Moderate levels of stimulation can activate neurons and trigger behavior that suggests what a given

, population normally does. However strong stimulation tends to disrupt what a given population normally
does. Intracranial brain stimulation is highly invasive.

A far less invasive approach is transcranial magnetic stimulation (TMS). Here, a strong but transient and
rapidly changing magnetic field is generated over a region of the scalp. This induces a rapidly changing
electrical field in the underlying brain tissue, resulting in an extraneous flow of current that transiently
interacts with local neural processing.
Repetitive TMS stimulation on a cognitive function of interest can then be examined by behavioral tests
that can be administered during and after the TMS application.
Drawbacks: TMS tends to affect a relatively large area, limiting anatomical resolution; (2) transcranial
stimulation can be delivered effectively to only relatively superficial brain regions; (3) the technique can
result in concurrent stimulation of scalp and head muscles; (4) the stimulation entails some risk.

Another approach for performing extracranial brain stimulation is transcranial direct current stimulation
(tDCS).
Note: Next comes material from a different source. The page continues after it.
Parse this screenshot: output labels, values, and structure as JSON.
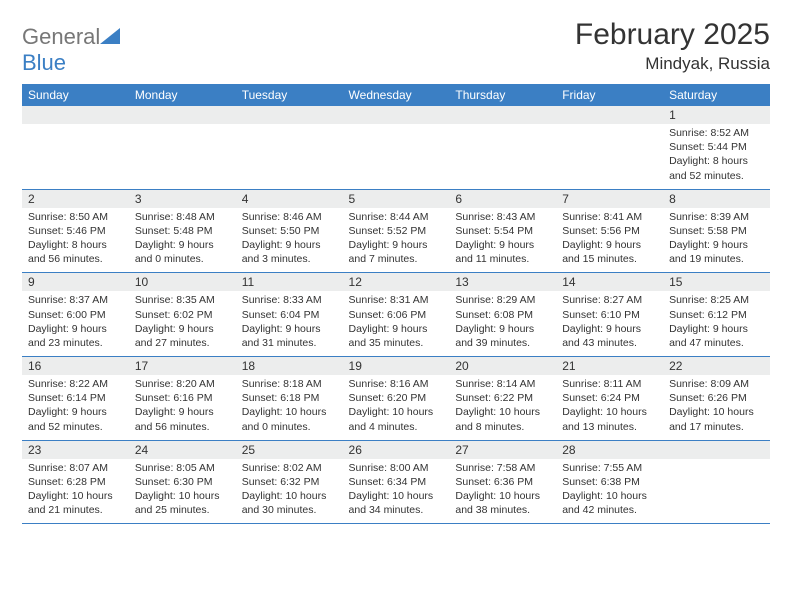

Here, a constant, low-amplitude, electrical current is applied directly to the scalp.

 Anodal stimulation is thought to increase the cortical excitability of the area being stimulated
 Cathodal stimulation is thought to decrease the excitability.
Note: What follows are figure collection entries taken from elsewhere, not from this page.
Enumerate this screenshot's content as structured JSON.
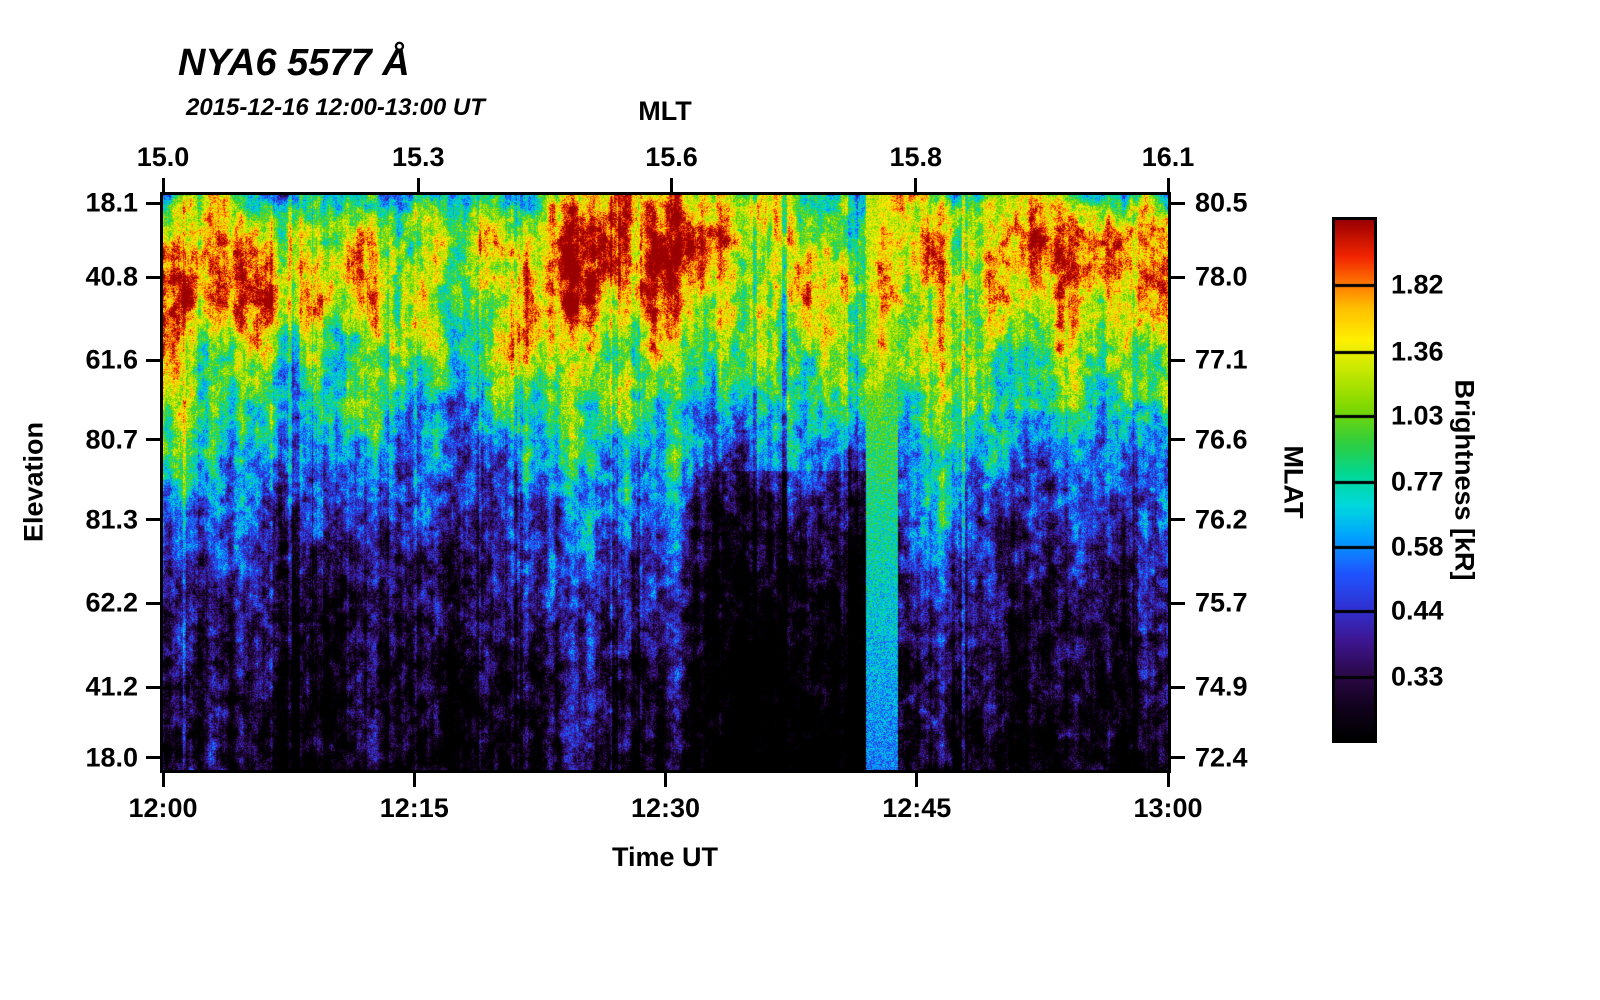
{
  "title": "NYA6 5577 Å",
  "subtitle": "2015-12-16 12:00-13:00 UT",
  "axes": {
    "top": {
      "label": "MLT",
      "ticks": [
        {
          "label": "15.0",
          "pos": 0.0
        },
        {
          "label": "15.3",
          "pos": 0.254
        },
        {
          "label": "15.6",
          "pos": 0.506
        },
        {
          "label": "15.8",
          "pos": 0.749
        },
        {
          "label": "16.1",
          "pos": 1.0
        }
      ]
    },
    "bottom": {
      "label": "Time UT",
      "ticks": [
        {
          "label": "12:00",
          "pos": 0.0
        },
        {
          "label": "12:15",
          "pos": 0.25
        },
        {
          "label": "12:30",
          "pos": 0.5
        },
        {
          "label": "12:45",
          "pos": 0.75
        },
        {
          "label": "13:00",
          "pos": 1.0
        }
      ]
    },
    "left": {
      "label": "Elevation",
      "ticks": [
        {
          "label": "18.1",
          "pos": 0.014
        },
        {
          "label": "40.8",
          "pos": 0.143
        },
        {
          "label": "61.6",
          "pos": 0.287
        },
        {
          "label": "80.7",
          "pos": 0.426
        },
        {
          "label": "81.3",
          "pos": 0.565
        },
        {
          "label": "62.2",
          "pos": 0.71
        },
        {
          "label": "41.2",
          "pos": 0.856
        },
        {
          "label": "18.0",
          "pos": 0.979
        }
      ]
    },
    "right": {
      "label": "MLAT",
      "ticks": [
        {
          "label": "80.5",
          "pos": 0.014
        },
        {
          "label": "78.0",
          "pos": 0.143
        },
        {
          "label": "77.1",
          "pos": 0.287
        },
        {
          "label": "76.6",
          "pos": 0.426
        },
        {
          "label": "76.2",
          "pos": 0.565
        },
        {
          "label": "75.7",
          "pos": 0.71
        },
        {
          "label": "74.9",
          "pos": 0.856
        },
        {
          "label": "72.4",
          "pos": 0.979
        }
      ]
    }
  },
  "colorbar": {
    "label": "Brightness [kR]",
    "scale": "log",
    "value_range_kr": [
      0.25,
      2.42
    ],
    "ticks": [
      {
        "label": "1.82",
        "pos": 0.125
      },
      {
        "label": "1.36",
        "pos": 0.253
      },
      {
        "label": "1.03",
        "pos": 0.376
      },
      {
        "label": "0.77",
        "pos": 0.504
      },
      {
        "label": "0.58",
        "pos": 0.629
      },
      {
        "label": "0.44",
        "pos": 0.751
      },
      {
        "label": "0.33",
        "pos": 0.878
      }
    ],
    "colormap": [
      [
        0.0,
        "#000000"
      ],
      [
        0.06,
        "#10021c"
      ],
      [
        0.12,
        "#2a0845"
      ],
      [
        0.19,
        "#3d1690"
      ],
      [
        0.25,
        "#3030d0"
      ],
      [
        0.32,
        "#1f55ff"
      ],
      [
        0.39,
        "#00a2ff"
      ],
      [
        0.45,
        "#00d8de"
      ],
      [
        0.51,
        "#00d896"
      ],
      [
        0.57,
        "#2fce3f"
      ],
      [
        0.64,
        "#7ed800"
      ],
      [
        0.71,
        "#c6e800"
      ],
      [
        0.77,
        "#fff000"
      ],
      [
        0.83,
        "#ffc000"
      ],
      [
        0.88,
        "#ff7500"
      ],
      [
        0.93,
        "#f22500"
      ],
      [
        1.0,
        "#9b0000"
      ]
    ]
  },
  "chart_data": {
    "type": "heatmap",
    "title": "NYA6 5577 Å",
    "subtitle": "2015-12-16 12:00-13:00 UT",
    "xlabel": "Time UT",
    "x_range_ut": [
      "12:00",
      "13:00"
    ],
    "top_axis": "MLT 15.0 - 16.1",
    "left_axis": "Elevation 18.1 - 80.7 - 81.3 - 18.0 (scan through zenith)",
    "right_axis": "MLAT 80.5 - 72.4",
    "value_units": "kR",
    "colormap_scale": "log",
    "value_range_kr": [
      0.25,
      2.42
    ],
    "grid_shape": {
      "rows": 16,
      "cols": 24,
      "cols_span_minutes": [
        0,
        60
      ],
      "rows_span": "top edge to bottom edge of plot"
    },
    "values_kr": [
      [
        0.85,
        1.0,
        0.9,
        0.8,
        0.95,
        0.7,
        0.6,
        0.9,
        0.75,
        0.95,
        1.1,
        1.4,
        1.6,
        1.3,
        0.9,
        0.8,
        0.85,
        1.2,
        0.95,
        1.0,
        1.1,
        1.2,
        1.0,
        0.9
      ],
      [
        1.6,
        1.4,
        1.7,
        1.5,
        1.2,
        1.45,
        1.0,
        1.3,
        1.1,
        1.35,
        1.45,
        1.8,
        1.95,
        1.6,
        1.2,
        1.3,
        1.1,
        1.3,
        1.5,
        1.7,
        1.8,
        1.9,
        1.7,
        1.3
      ],
      [
        1.9,
        1.6,
        1.95,
        1.8,
        1.3,
        1.6,
        1.15,
        1.5,
        1.3,
        1.75,
        1.95,
        1.9,
        1.7,
        1.4,
        1.35,
        1.55,
        1.25,
        1.2,
        1.6,
        1.8,
        1.9,
        1.95,
        1.8,
        1.4
      ],
      [
        1.95,
        1.4,
        1.6,
        1.9,
        1.1,
        1.35,
        1.0,
        1.2,
        1.6,
        1.9,
        1.6,
        1.4,
        1.3,
        1.2,
        1.25,
        1.3,
        1.05,
        1.1,
        1.4,
        1.5,
        1.55,
        1.6,
        1.45,
        1.2
      ],
      [
        1.7,
        1.1,
        1.2,
        1.3,
        0.95,
        1.15,
        0.9,
        1.0,
        1.4,
        1.5,
        1.2,
        1.1,
        1.0,
        0.95,
        1.0,
        1.05,
        0.9,
        1.05,
        1.55,
        1.2,
        1.1,
        1.2,
        1.1,
        1.0
      ],
      [
        1.3,
        0.9,
        0.95,
        1.0,
        0.8,
        0.9,
        0.75,
        0.85,
        1.05,
        1.1,
        0.9,
        0.85,
        0.8,
        0.75,
        0.8,
        0.85,
        0.75,
        0.95,
        1.3,
        0.95,
        0.85,
        0.9,
        0.85,
        0.8
      ],
      [
        0.95,
        0.72,
        0.75,
        0.78,
        0.65,
        0.7,
        0.6,
        0.66,
        0.8,
        0.82,
        0.7,
        0.66,
        0.62,
        0.58,
        0.62,
        0.66,
        0.6,
        0.72,
        1.0,
        0.75,
        0.66,
        0.7,
        0.66,
        0.62
      ],
      [
        0.72,
        0.58,
        0.6,
        0.62,
        0.53,
        0.56,
        0.49,
        0.53,
        0.62,
        0.64,
        0.56,
        0.52,
        0.5,
        0.47,
        0.5,
        0.53,
        0.49,
        0.58,
        0.8,
        0.6,
        0.53,
        0.56,
        0.53,
        0.5
      ],
      [
        0.58,
        0.48,
        0.5,
        0.51,
        0.45,
        0.47,
        0.42,
        0.45,
        0.51,
        0.52,
        0.47,
        0.44,
        0.42,
        0.4,
        0.42,
        0.44,
        0.42,
        0.48,
        0.62,
        0.5,
        0.45,
        0.47,
        0.45,
        0.43
      ],
      [
        0.48,
        0.41,
        0.42,
        0.43,
        0.39,
        0.4,
        0.37,
        0.39,
        0.43,
        0.44,
        0.4,
        0.38,
        0.37,
        0.35,
        0.36,
        0.38,
        0.36,
        0.42,
        0.5,
        0.42,
        0.39,
        0.4,
        0.39,
        0.37
      ],
      [
        0.41,
        0.36,
        0.37,
        0.37,
        0.35,
        0.35,
        0.33,
        0.35,
        0.37,
        0.38,
        0.35,
        0.34,
        0.33,
        0.3,
        0.31,
        0.33,
        0.32,
        0.37,
        0.43,
        0.37,
        0.35,
        0.36,
        0.35,
        0.34
      ],
      [
        0.36,
        0.33,
        0.33,
        0.33,
        0.32,
        0.32,
        0.3,
        0.32,
        0.33,
        0.34,
        0.32,
        0.31,
        0.3,
        0.26,
        0.27,
        0.28,
        0.28,
        0.33,
        0.38,
        0.34,
        0.32,
        0.33,
        0.32,
        0.31
      ],
      [
        0.33,
        0.3,
        0.31,
        0.31,
        0.3,
        0.3,
        0.28,
        0.29,
        0.31,
        0.31,
        0.3,
        0.28,
        0.28,
        0.24,
        0.24,
        0.25,
        0.26,
        0.3,
        0.35,
        0.31,
        0.3,
        0.3,
        0.3,
        0.29
      ],
      [
        0.31,
        0.29,
        0.29,
        0.29,
        0.28,
        0.28,
        0.27,
        0.28,
        0.29,
        0.29,
        0.28,
        0.27,
        0.26,
        0.23,
        0.23,
        0.24,
        0.25,
        0.29,
        0.33,
        0.3,
        0.28,
        0.29,
        0.28,
        0.28
      ],
      [
        0.29,
        0.28,
        0.28,
        0.28,
        0.27,
        0.27,
        0.26,
        0.27,
        0.28,
        0.28,
        0.27,
        0.26,
        0.25,
        0.22,
        0.22,
        0.23,
        0.24,
        0.28,
        0.31,
        0.29,
        0.27,
        0.28,
        0.27,
        0.27
      ],
      [
        0.28,
        0.27,
        0.27,
        0.27,
        0.26,
        0.26,
        0.25,
        0.26,
        0.27,
        0.27,
        0.26,
        0.25,
        0.25,
        0.22,
        0.22,
        0.23,
        0.23,
        0.27,
        0.3,
        0.28,
        0.27,
        0.27,
        0.26,
        0.26
      ]
    ],
    "features": {
      "bright_column_minutes": [
        42.0,
        43.9
      ],
      "dark_region_minutes": [
        33.0,
        42.0
      ],
      "description": "Bright patchy aurora (red/yellow, 1.2-2 kR) in upper third; cyan/blue transition mid-plot; dark purple/black background (<0.35 kR) in lower half; narrow bright calibration-like column near 12:43 UT."
    }
  }
}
The main disadvantage of tDCS include the spatial coarseness of the stimulation and the limited
understanding of its mechanisms.

Optogenetics: technique for selectively stimulating neural circuits far more specifically. This combines
genetics with the use of laser light to activate specific neural circuits or neuronal cell types in a variety of
experimental settings. Thus, it has both high neuronal selectivity and high temporal resolution. The basic
principle of optogenetics involves incorporating ion channels in response to light.
Genetic material that codes for the manufacture of photoreactive ion channels is extracted from light-
sensitive algae and inserted into a virus.

Measuring neural activity during cognitive processing:
Single-neuron electrical recording: measuring the action potentials produced by individual neurons.
Extracellular recording is done with fine tungsten or steel electrodes that are inserted into the
extracellular space in the cerebral cortex or deeper brain structures. For intracellular recording,
electrolyte-filled glass electrodes with a much finer tip are used.
Although single unit data can be analyzed in many ways, there are two common ways:

 The neuronal firing patter across time in response to the stimulus is acquired in the form of a
peristimulus time histogram (PSTH). The neuron’s responsiveness to the stimulus is determined
by temporally aligning the responses following each of the trials and then summing the number
of action potentials across trials into a histogram time-locked to the stimulus. Such an approach
averages out random background firing.
 Neuronal tuning curves: a stimulus is varied along a particular dimension and the strength of the
response is plotted as a function of the stimulus parameter being varied. The resulting curve
defines the selective sensitivity of the cell to some values of that stimulus relative to others.

Electroencephalography (EEG):
EEG recordings measure electrical brain waves that can be detected at the scalp. The EEG signal derives
from the summed dendritic field potentials of groups of neurons that are varying together.
Local field potentials (LFP’s): slower-frequency dendritic field fluctuations. They reflect more of the
integrative [processing of these large cortical neurons, rather than the output firing of the cell.
The signals are typically analyzed in term of the power in various frequency bands at each electrode.